Houdini showed up again that cold winter day in upstate New York. While Johnny played in the backyard with Matty after eating his toast, Liz and Mary Jane and I had our coffee and chatted, checking on Johnny from time to time by looking out the kitchen window. Our attention was diverted for a brief period. Nobody knows how long and nobody remembers the reason – although it was probably one of Mary Jane’s stories about Leroy, the family dog, or Mr. Shaw, the next-door neighbor. In any event, when we again looked out the window to check on little Johnny, he was gone. Panic set in. All three of us frantically headed for the door.
Taylor Street, where Liz’s parents lived, was a quiet dead-end street with very little traffic. However, to the right of their home, at the top of the street, was Riverside Drive, a major thoroughfare where cars flew by in a constant stream. A little boy would not do well up there. Without a word, Liz and her mom ran in that direction.
“You check the creek, Jimmy.” Mary Jane told me. I raced toward the opposite end of the street, the dead end. There was an empty lot to the right. It posed in front as a beautifully manicured lawn, but in the back was a thicket of woods and a steep embankment that lead down to the creek. At times the creek ran as high as five feet and the current was swift and treacherous. The creek was infamous on this little street: the neighbors across the street, Addie and Melissa Hayes, had a child drown down there.

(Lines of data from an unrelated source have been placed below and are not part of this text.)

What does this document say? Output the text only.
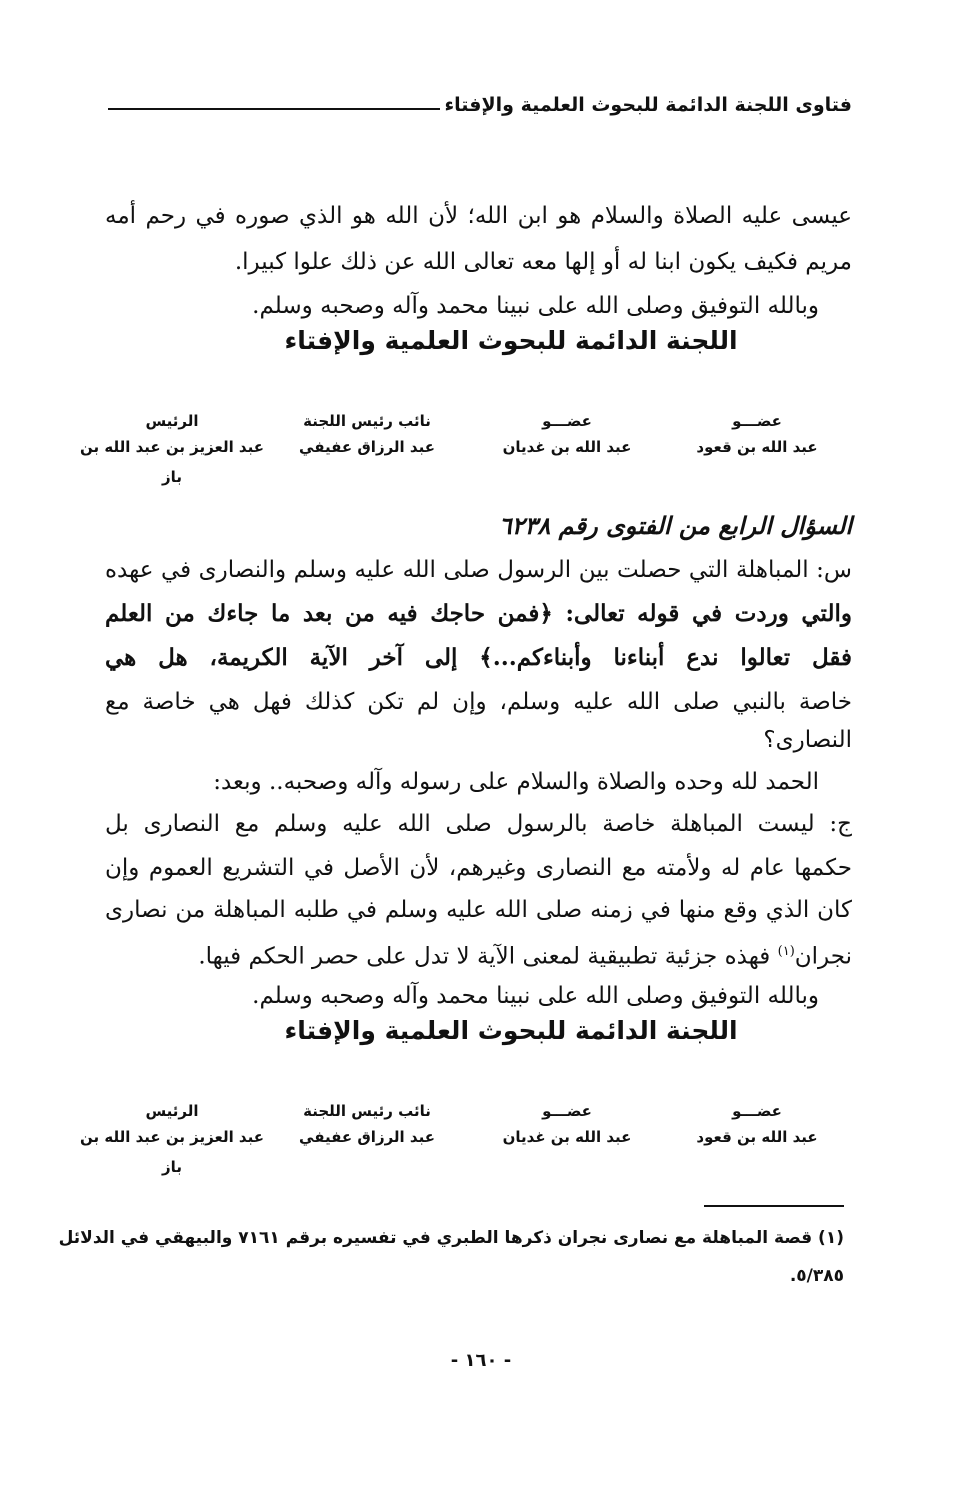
فتاوى اللجنة الدائمة للبحوث العلمية والإفتاء
عيسى عليه الصلاة والسلام هو ابن الله؛ لأن الله هو الذي صوره في رحم أمه
مريم فكيف يكون ابنا له أو إلها معه تعالى الله عن ذلك علوا كبيرا.
وبالله التوفيق وصلى الله على نبينا محمد وآله وصحبه وسلم.
اللجنة الدائمة للبحوث العلمية والإفتاء
عضـــو
عبد الله بن قعود
عضـــو
عبد الله بن غديان
نائب رئيس اللجنة
عبد الرزاق عفيفي
الرئيس
عبد العزيز بن عبد الله بن باز
السؤال الرابع من الفتوى رقم ٦٢٣٨
س: المباهلة التي حصلت بين الرسول صلى الله عليه وسلم والنصارى في عهده
والتي وردت في قوله تعالى: ﴿فمن حاجك فيه من بعد ما جاءك من العلم
فقل تعالوا ندع أبناءنا وأبناءكم...﴾ إلى آخر الآية الكريمة، هل هي
خاصة بالنبي صلى الله عليه وسلم، وإن لم تكن كذلك فهل هي خاصة مع
النصارى؟
الحمد لله وحده والصلاة والسلام على رسوله وآله وصحبه.. وبعد:
ج: ليست المباهلة خاصة بالرسول صلى الله عليه وسلم مع النصارى بل
حكمها عام له ولأمته مع النصارى وغيرهم، لأن الأصل في التشريع العموم وإن
كان الذي وقع منها في زمنه صلى الله عليه وسلم في طلبه المباهلة من نصارى
نجران$^{(١)}$ فهذه جزئية تطبيقية لمعنى الآية لا تدل على حصر الحكم فيها.
وبالله التوفيق وصلى الله على نبينا محمد وآله وصحبه وسلم.
اللجنة الدائمة للبحوث العلمية والإفتاء
عضـــو
عبد الله بن قعود
عضـــو
عبد الله بن غديان
نائب رئيس اللجنة
عبد الرزاق عفيفي
الرئيس
عبد العزيز بن عبد الله بن باز
(١) قصة المباهلة مع نصارى نجران ذكرها الطبري في تفسيره برقم ٧١٦١ والبيهقي في الدلائل
٥/٣٨٥.
- ١٦٠ -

That thought was running through my mind as I ran full speed across the lawn and into the woods frantically yelling my son’s name. “Johnny, Johnny! Where are you?” Nothing. I called again, fighting through the thick branches to get down the embankment. Again, nothing. Then I heard Matty bark. I called again. Matty barked again. But something was wrong. Normally, two calls to Matty and she’d be at my side. Where was she? Why wasn’t she coming? It was then that I realized Matty was with Johnny and she wasn’t coming for a reason. What that reason was, I didn’t want to think about. “Keep barking, Matty. I’m coming,” I said scrambling as fast as I could down the embankment toward the barking that only came sporadically in response to my voice. Then I was out of the woods and standing at the creek and what I saw would stay in my memory forever.

Justin, Sarah and John with their faithful friend Matty
I grabbed my son and hugged him for dear life, then carried him up the embankment and out to the street to his mother and grandmother.
As I said before, more than forty years have passed since that day at the creek. John and Justin grew up and have children of their own. Liz and I had another child, Sarah, who was born five years later. Matty was always as vigilant and protective with Justin and Sarah as she had been with Johnny. Matty died many years ago, but she has never been forgotten. Every Christmas Eve when the family gathers, my children tell the story to their children, about Matty, the family guardian angel.